The cellular microenvironment plays key roles in regulating physiological processes. However, it is still a challenge to detect it with quantification. Here, a simple, biocompatible, and universal strategy based on cell surface-anchored specific DNAzymes and hybridization chain reaction enzyme-free signal amplification for cellular microenvironment electrochemical detection is presented. In this strategy, the cell could be captured on the surface of the electrode via aptamer-target recognition. On the other hand, the DNAzyme hybridized with the substrate strand as a metal ion probe was anchored on the surface of the cell. In the presence of metal ions, the substrate strand could be cleaved into two fragments by the DNAzyme and released from the cell surface. Then, the DNA modified gold nanoparticles (AuNPs) could be captured on the electrode.

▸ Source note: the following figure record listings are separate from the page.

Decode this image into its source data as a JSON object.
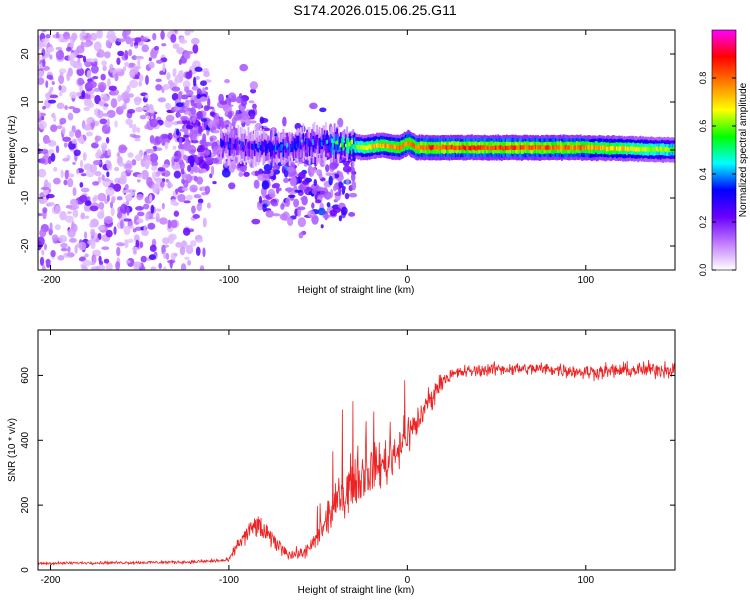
{
  "title": "S174.2026.015.06.25.G11",
  "chart_data": [
    {
      "type": "heatmap",
      "xlabel": "Height of straight line (km)",
      "ylabel": "Frequency (Hz)",
      "xlim": [
        -207,
        150
      ],
      "ylim": [
        -25,
        25
      ],
      "xticks": [
        -200,
        -100,
        0,
        100
      ],
      "yticks": [
        -20,
        -10,
        0,
        10,
        20
      ],
      "colorbar": {
        "label": "Normalized spectral amplitude",
        "range": [
          0,
          1
        ],
        "ticks": [
          "0.0",
          "0.2",
          "0.4",
          "0.6",
          "0.8"
        ],
        "stops": [
          "#ffffff",
          "#c27bff",
          "#6a00ff",
          "#0000ff",
          "#00ffff",
          "#00ff00",
          "#ffff00",
          "#ff8000",
          "#ff0000",
          "#ff00ff"
        ]
      },
      "series": [
        {
          "name": "ridge_centre_frequency",
          "x": [
            -105,
            -90,
            -70,
            -50,
            -35,
            -25,
            -15,
            -5,
            0,
            5,
            20,
            60,
            100,
            150
          ],
          "y": [
            1.5,
            0.5,
            0.5,
            1.5,
            1.0,
            0.5,
            1.0,
            0.5,
            1.5,
            0.5,
            0.5,
            0.5,
            0.5,
            0
          ]
        },
        {
          "name": "ridge_peak_amplitude",
          "x": [
            -105,
            -90,
            -70,
            -50,
            -35,
            -25,
            -15,
            0,
            10,
            60,
            100,
            150
          ],
          "y": [
            0.3,
            0.25,
            0.35,
            0.3,
            0.5,
            0.7,
            0.75,
            0.8,
            0.85,
            0.85,
            0.8,
            0.6
          ]
        }
      ],
      "noise_regions": [
        {
          "x": [
            -207,
            -110
          ],
          "freq_spread": [
            -25,
            25
          ],
          "density": "high",
          "amplitude": [
            0.05,
            0.2
          ]
        },
        {
          "x": [
            -130,
            -85
          ],
          "freq_spread": [
            -12,
            18
          ],
          "density": "medium",
          "amplitude": [
            0.1,
            0.25
          ]
        },
        {
          "x": [
            -85,
            -30
          ],
          "freq_spread": [
            -20,
            12
          ],
          "density": "medium",
          "amplitude": [
            0.1,
            0.3
          ]
        }
      ]
    },
    {
      "type": "line",
      "xlabel": "Height of straight line (km)",
      "ylabel": "SNR (10 * v/v)",
      "xlim": [
        -207,
        150
      ],
      "ylim": [
        0,
        740
      ],
      "xticks": [
        -200,
        -100,
        0,
        100
      ],
      "yticks": [
        0,
        200,
        400,
        600
      ],
      "color": "#ee2222",
      "x": [
        -207,
        -180,
        -150,
        -120,
        -100,
        -95,
        -85,
        -75,
        -65,
        -55,
        -48,
        -40,
        -30,
        -20,
        -10,
        0,
        5,
        10,
        20,
        30,
        50,
        80,
        100,
        120,
        150
      ],
      "y": [
        20,
        22,
        23,
        25,
        30,
        80,
        140,
        90,
        45,
        60,
        120,
        200,
        280,
        310,
        340,
        420,
        450,
        500,
        590,
        610,
        620,
        620,
        610,
        615,
        620
      ],
      "noise": [
        6,
        6,
        7,
        8,
        10,
        30,
        60,
        40,
        25,
        40,
        60,
        90,
        120,
        110,
        110,
        90,
        80,
        60,
        35,
        30,
        30,
        30,
        35,
        35,
        40
      ]
    }
  ]
}
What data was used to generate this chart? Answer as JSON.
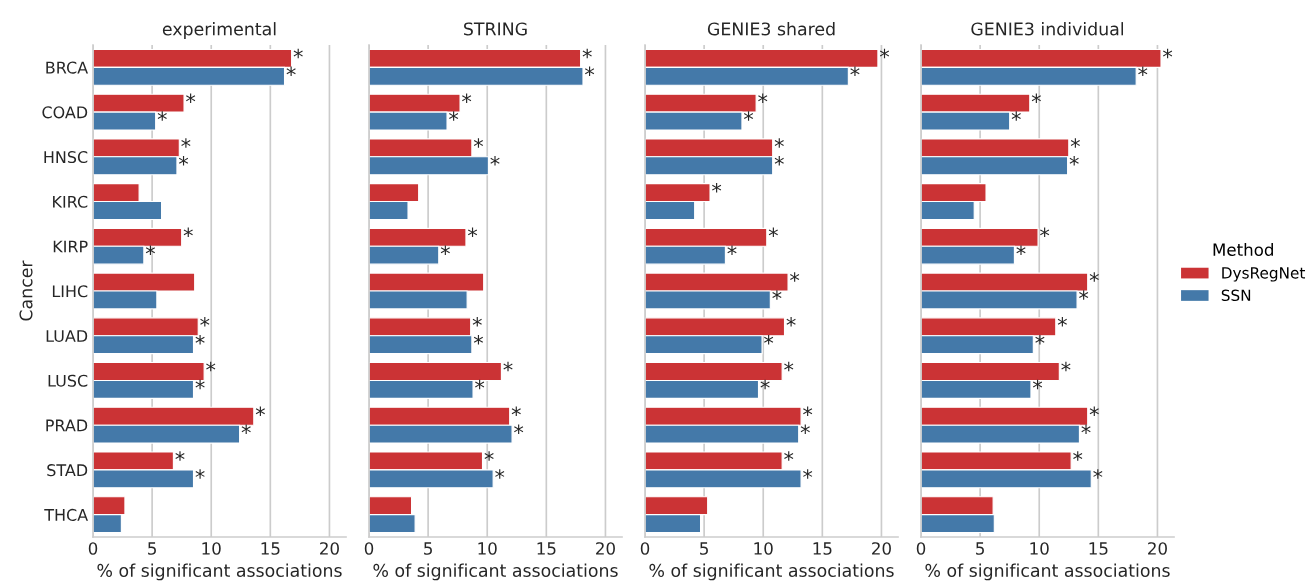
{
  "chart_data": [
    {
      "type": "bar",
      "orientation": "horizontal",
      "title": "experimental",
      "xlabel": "% of significant associations",
      "ylabel": "Cancer",
      "categories": [
        "BRCA",
        "COAD",
        "HNSC",
        "KIRC",
        "KIRP",
        "LIHC",
        "LUAD",
        "LUSC",
        "PRAD",
        "STAD",
        "THCA"
      ],
      "xlim": [
        0,
        21.4
      ],
      "xticks": [
        0,
        5,
        10,
        15,
        20
      ],
      "grid": "x",
      "legend": "right",
      "legend_title": "Method",
      "series": [
        {
          "name": "DysRegNet",
          "color": "#cb3335",
          "values": [
            16.8,
            7.7,
            7.3,
            3.9,
            7.5,
            8.6,
            8.9,
            9.4,
            13.6,
            6.8,
            2.7
          ],
          "value_labels": [
            "*",
            "*",
            "*",
            null,
            "*",
            null,
            "*",
            "*",
            "*",
            "*",
            null
          ]
        },
        {
          "name": "SSN",
          "color": "#4479a9",
          "values": [
            16.2,
            5.3,
            7.1,
            5.8,
            4.3,
            5.4,
            8.5,
            8.5,
            12.4,
            8.5,
            2.4
          ],
          "value_labels": [
            "*",
            "*",
            "*",
            null,
            "*",
            null,
            "*",
            "*",
            "*",
            "*",
            null
          ]
        }
      ]
    },
    {
      "type": "bar",
      "orientation": "horizontal",
      "title": "STRING",
      "xlabel": "% of significant associations",
      "xlim": [
        0,
        21.4
      ],
      "xticks": [
        0,
        5,
        10,
        15,
        20
      ],
      "grid": "x",
      "tick_labels": "x",
      "series": [
        {
          "color": "#cb3335",
          "values": [
            17.9,
            7.7,
            8.7,
            4.2,
            8.2,
            9.7,
            8.6,
            11.2,
            11.9,
            9.6,
            3.6
          ],
          "value_labels": [
            "*",
            "*",
            "*",
            null,
            "*",
            null,
            "*",
            "*",
            "*",
            "*",
            null
          ]
        },
        {
          "color": "#4479a9",
          "values": [
            18.1,
            6.6,
            10.1,
            3.3,
            5.9,
            8.3,
            8.7,
            8.8,
            12.1,
            10.5,
            3.9
          ],
          "value_labels": [
            "*",
            "*",
            "*",
            null,
            "*",
            null,
            "*",
            "*",
            "*",
            "*",
            null
          ]
        }
      ]
    },
    {
      "type": "bar",
      "orientation": "horizontal",
      "title": "GENIE3 shared",
      "xlabel": "% of significant associations",
      "xlim": [
        0,
        21.4
      ],
      "xticks": [
        0,
        5,
        10,
        15,
        20
      ],
      "grid": "x",
      "tick_labels": "x",
      "series": [
        {
          "color": "#cb3335",
          "values": [
            19.7,
            9.4,
            10.8,
            5.5,
            10.3,
            12.1,
            11.8,
            11.6,
            13.2,
            11.6,
            5.3
          ],
          "value_labels": [
            "*",
            "*",
            "*",
            "*",
            "*",
            "*",
            "*",
            "*",
            "*",
            "*",
            null
          ]
        },
        {
          "color": "#4479a9",
          "values": [
            17.2,
            8.2,
            10.8,
            4.2,
            6.8,
            10.6,
            9.9,
            9.6,
            13.0,
            13.2,
            4.7
          ],
          "value_labels": [
            "*",
            "*",
            "*",
            null,
            "*",
            "*",
            "*",
            "*",
            "*",
            "*",
            null
          ]
        }
      ]
    },
    {
      "type": "bar",
      "orientation": "horizontal",
      "title": "GENIE3 individual",
      "xlabel": "% of significant associations",
      "xlim": [
        0,
        21.4
      ],
      "xticks": [
        0,
        5,
        10,
        15,
        20
      ],
      "grid": "x",
      "tick_labels": "x",
      "series": [
        {
          "color": "#cb3335",
          "values": [
            20.3,
            9.2,
            12.5,
            5.5,
            9.9,
            14.1,
            11.4,
            11.7,
            14.1,
            12.7,
            6.1
          ],
          "value_labels": [
            "*",
            "*",
            "*",
            null,
            "*",
            "*",
            "*",
            "*",
            "*",
            "*",
            null
          ]
        },
        {
          "color": "#4479a9",
          "values": [
            18.2,
            7.5,
            12.4,
            4.5,
            7.9,
            13.2,
            9.5,
            9.3,
            13.4,
            14.4,
            6.2
          ],
          "value_labels": [
            "*",
            "*",
            "*",
            null,
            "*",
            "*",
            "*",
            "*",
            "*",
            "*",
            null
          ]
        }
      ]
    }
  ]
}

Subsequently, an alternative hybridization reaction of two hairpin probes was triggered by the carried initiators forming nicked double helices. For signal readout, hemin could be inserted into the double-helix DNA long chain via electrostatic interaction, which could electro-reduce hydrogen peroxide to generate an electrochemical signal. Based on the intrinsic advantages of DNAzymes, including rapid kinetics, high sensitivity, and high selectivity, and the signal amplification strategy, this method should be able to monitor and semi-quantify target metal ions in the cellular microenvironment. Furthermore, this method shows potential for various targets by employing different DNA probes in the cellular microenvironment, providing a platform for bioanalysis.